From the Manage Content Deployment Paths and Jobs link, you can manage your paths and jobs by clicking the drop-down around them. You can even test jobs to ensure that they will run and to spot any potential issues before actually running a job, and view the history of previously run jobs (see Figure 6-16). The Status column also creates hyperlinks to view more details about the current status of the job in question.

Finally, the last link on the General Application Settings category is Content Deployment Object Status. This page provides a report on the content deployment jobs that have run. You can check specific content by entering a URL into the field and clicking the Check Status button. This will return a report of the source and destination object details. You can use this page to check for warnings and errors if the content doesn’t seem to have deployed properly.

Configuration Wizards

The final category we’ll cover in Central Administration is the Configuration Wizards category. There isn’t a lot to explain here; this category contains a link to run the Farm Configuration Wizard (see Figure 6-17).

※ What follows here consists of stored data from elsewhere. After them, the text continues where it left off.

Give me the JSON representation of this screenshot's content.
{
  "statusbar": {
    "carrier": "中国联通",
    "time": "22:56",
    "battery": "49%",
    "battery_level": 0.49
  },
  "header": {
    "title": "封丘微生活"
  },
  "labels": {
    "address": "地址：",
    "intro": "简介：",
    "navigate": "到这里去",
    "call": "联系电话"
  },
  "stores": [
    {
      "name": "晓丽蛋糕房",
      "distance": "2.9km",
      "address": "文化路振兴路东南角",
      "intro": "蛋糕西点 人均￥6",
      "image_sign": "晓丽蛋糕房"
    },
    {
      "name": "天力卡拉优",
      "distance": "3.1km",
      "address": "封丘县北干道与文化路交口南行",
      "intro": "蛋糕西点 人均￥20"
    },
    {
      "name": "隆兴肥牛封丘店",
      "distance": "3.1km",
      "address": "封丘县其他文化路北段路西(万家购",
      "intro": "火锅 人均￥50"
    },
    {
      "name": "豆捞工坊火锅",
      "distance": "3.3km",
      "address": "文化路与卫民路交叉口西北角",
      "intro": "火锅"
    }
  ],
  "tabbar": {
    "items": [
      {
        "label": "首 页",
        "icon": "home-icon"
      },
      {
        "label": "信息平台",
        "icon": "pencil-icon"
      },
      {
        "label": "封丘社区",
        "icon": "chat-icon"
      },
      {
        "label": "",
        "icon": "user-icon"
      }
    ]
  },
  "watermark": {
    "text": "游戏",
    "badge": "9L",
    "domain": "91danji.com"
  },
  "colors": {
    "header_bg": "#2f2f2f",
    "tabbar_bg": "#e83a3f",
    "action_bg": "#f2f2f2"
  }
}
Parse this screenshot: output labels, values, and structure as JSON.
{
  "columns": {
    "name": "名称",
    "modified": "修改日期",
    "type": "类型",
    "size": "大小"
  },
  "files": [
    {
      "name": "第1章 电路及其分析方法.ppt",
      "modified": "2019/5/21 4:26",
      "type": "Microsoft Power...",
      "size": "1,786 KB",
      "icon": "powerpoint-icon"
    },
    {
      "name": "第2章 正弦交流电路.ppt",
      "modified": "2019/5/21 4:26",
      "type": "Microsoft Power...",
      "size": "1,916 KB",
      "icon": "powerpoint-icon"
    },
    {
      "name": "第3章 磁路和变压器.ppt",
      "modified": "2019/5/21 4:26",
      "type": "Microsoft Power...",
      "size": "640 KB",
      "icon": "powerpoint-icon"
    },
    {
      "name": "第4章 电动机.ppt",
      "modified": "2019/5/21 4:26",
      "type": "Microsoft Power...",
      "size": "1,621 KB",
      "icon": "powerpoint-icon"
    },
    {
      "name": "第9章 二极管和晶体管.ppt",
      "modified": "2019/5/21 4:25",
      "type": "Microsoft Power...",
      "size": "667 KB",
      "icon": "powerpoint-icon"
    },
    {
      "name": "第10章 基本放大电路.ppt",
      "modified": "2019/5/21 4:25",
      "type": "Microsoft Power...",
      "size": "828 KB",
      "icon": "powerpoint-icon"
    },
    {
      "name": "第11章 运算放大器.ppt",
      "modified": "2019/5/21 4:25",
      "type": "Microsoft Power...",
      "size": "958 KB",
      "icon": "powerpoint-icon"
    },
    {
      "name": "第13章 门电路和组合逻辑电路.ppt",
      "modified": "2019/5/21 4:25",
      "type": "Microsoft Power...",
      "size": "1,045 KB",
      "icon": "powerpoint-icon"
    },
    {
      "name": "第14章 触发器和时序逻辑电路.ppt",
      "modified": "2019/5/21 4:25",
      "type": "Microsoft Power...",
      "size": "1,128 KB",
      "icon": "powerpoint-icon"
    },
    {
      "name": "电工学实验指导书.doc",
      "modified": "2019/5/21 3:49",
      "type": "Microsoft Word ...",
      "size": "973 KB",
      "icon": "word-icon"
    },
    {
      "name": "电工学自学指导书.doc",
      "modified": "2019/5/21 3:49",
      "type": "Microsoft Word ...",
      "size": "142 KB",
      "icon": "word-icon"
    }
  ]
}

If you skipped that step during the initial configuration of SharePoint, you can run it from here. SharePoint 2010’s wizard framework is fully pluggable as well, so it’s conceivable that this list could be expanded in the future, either by Microsoft or by third-party vendors. For example, a third-party tool might include a wizard to walk you through the setup, and a link to it could be stored here.

Summary

Whew, we made it! We’ve covered nearly every aspect of SharePoint 2010’s Central Administration. What a ride! There is definitely a lot to take in, but the more you work with Central Administration the more you will find that it makes your life as an administrator easier. You’ll find more detailed information about many of these topics we’ve covered here later in the book. This chapter was basically a start-to-finish tutorial demonstrating where you can find the various settings in the newly designed interface. Hopefully, you now have a better idea of where to look when searching for an elusive setting.